Professor McKenny Hughes reported that the entrance was blocked with glacial fill until a flood in 1872, when it got washed out. He wriggled round the large boulder and reached the shaft which he estimated as being in excess of 90 m deep. In 1895 Edward Calvert, of the Yorkshire Ramblers' Club, attempted to replicate Edouard Martel's descent of the Main Shaft of a few weeks earlier, but failed to get beyond Birkbeck's Ledge at -60 m because of the quantity of water. Looking up, he could see that the shaft divided behind a curtain.

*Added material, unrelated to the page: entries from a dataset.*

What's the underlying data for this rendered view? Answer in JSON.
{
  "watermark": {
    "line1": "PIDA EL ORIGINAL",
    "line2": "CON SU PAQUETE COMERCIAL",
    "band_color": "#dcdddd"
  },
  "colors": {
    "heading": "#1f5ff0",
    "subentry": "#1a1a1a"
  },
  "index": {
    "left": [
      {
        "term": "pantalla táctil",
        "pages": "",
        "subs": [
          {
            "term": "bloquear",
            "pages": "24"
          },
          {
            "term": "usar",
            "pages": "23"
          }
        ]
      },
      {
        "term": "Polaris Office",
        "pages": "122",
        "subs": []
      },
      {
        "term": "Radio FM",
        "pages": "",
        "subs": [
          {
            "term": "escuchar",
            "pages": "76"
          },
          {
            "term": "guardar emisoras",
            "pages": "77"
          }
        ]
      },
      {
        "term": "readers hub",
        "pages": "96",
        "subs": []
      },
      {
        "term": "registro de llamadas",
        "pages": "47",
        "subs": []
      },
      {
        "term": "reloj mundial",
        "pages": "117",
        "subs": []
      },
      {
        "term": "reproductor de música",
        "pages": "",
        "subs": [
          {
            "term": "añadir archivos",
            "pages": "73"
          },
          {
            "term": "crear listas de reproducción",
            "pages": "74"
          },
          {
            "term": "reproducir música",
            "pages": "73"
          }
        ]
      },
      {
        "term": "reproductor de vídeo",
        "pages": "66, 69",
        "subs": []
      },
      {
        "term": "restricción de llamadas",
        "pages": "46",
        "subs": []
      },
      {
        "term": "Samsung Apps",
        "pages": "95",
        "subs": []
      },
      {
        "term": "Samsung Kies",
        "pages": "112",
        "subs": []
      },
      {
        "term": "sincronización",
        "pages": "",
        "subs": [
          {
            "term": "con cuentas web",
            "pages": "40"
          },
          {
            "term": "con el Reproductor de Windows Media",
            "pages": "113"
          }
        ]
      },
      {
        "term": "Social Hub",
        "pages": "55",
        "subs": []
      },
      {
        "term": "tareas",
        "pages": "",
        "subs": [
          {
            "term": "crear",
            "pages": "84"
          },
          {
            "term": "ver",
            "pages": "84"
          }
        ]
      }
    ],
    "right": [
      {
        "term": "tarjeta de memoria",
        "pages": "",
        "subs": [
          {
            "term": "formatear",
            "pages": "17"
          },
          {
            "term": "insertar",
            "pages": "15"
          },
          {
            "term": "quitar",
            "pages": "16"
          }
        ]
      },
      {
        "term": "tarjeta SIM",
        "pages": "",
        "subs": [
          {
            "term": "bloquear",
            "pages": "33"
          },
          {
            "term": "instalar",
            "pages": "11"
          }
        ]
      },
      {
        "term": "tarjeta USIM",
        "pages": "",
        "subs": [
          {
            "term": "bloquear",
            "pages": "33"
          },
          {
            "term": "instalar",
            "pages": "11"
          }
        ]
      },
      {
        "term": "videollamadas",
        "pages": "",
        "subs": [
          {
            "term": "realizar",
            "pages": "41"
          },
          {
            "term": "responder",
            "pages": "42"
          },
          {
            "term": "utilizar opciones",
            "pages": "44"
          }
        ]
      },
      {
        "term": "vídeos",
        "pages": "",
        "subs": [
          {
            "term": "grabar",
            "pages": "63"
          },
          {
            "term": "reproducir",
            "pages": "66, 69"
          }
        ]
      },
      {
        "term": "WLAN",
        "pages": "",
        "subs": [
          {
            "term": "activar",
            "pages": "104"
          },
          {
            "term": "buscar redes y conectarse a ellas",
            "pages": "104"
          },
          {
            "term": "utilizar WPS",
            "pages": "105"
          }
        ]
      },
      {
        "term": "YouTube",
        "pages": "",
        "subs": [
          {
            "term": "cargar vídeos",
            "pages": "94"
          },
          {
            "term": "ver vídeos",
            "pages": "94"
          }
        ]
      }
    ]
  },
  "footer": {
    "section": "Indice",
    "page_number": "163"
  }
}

Later in the year he entered Jib Tunnel, and realised that this was the parallel shaft that he had seen, and that a man could be lowered directly to the floor of the Main Chamber from its lip. The following year, he set up a series of jibs and pulleys, and was lowered in a boatswain's chair, becoming the second person to reach the Main Chamber. Jib Tunnel was used for explorations of the system until 1921, when the current system of lowering the winch from a gantry positioned across the corner of the Main Shaft was developed.

There have been three deaths in the cave. In 1982 Ted Holstead died after losing control when abseiling down the shaft. In 1989 Keith Mann died of exposure whilst prusiking up the shaft on rope. In 1995 eleven-year-old Lee Craddock wandered into Jib Tunnel and fell down the shaft to his death whilst on an outing organised by the Scouting Association.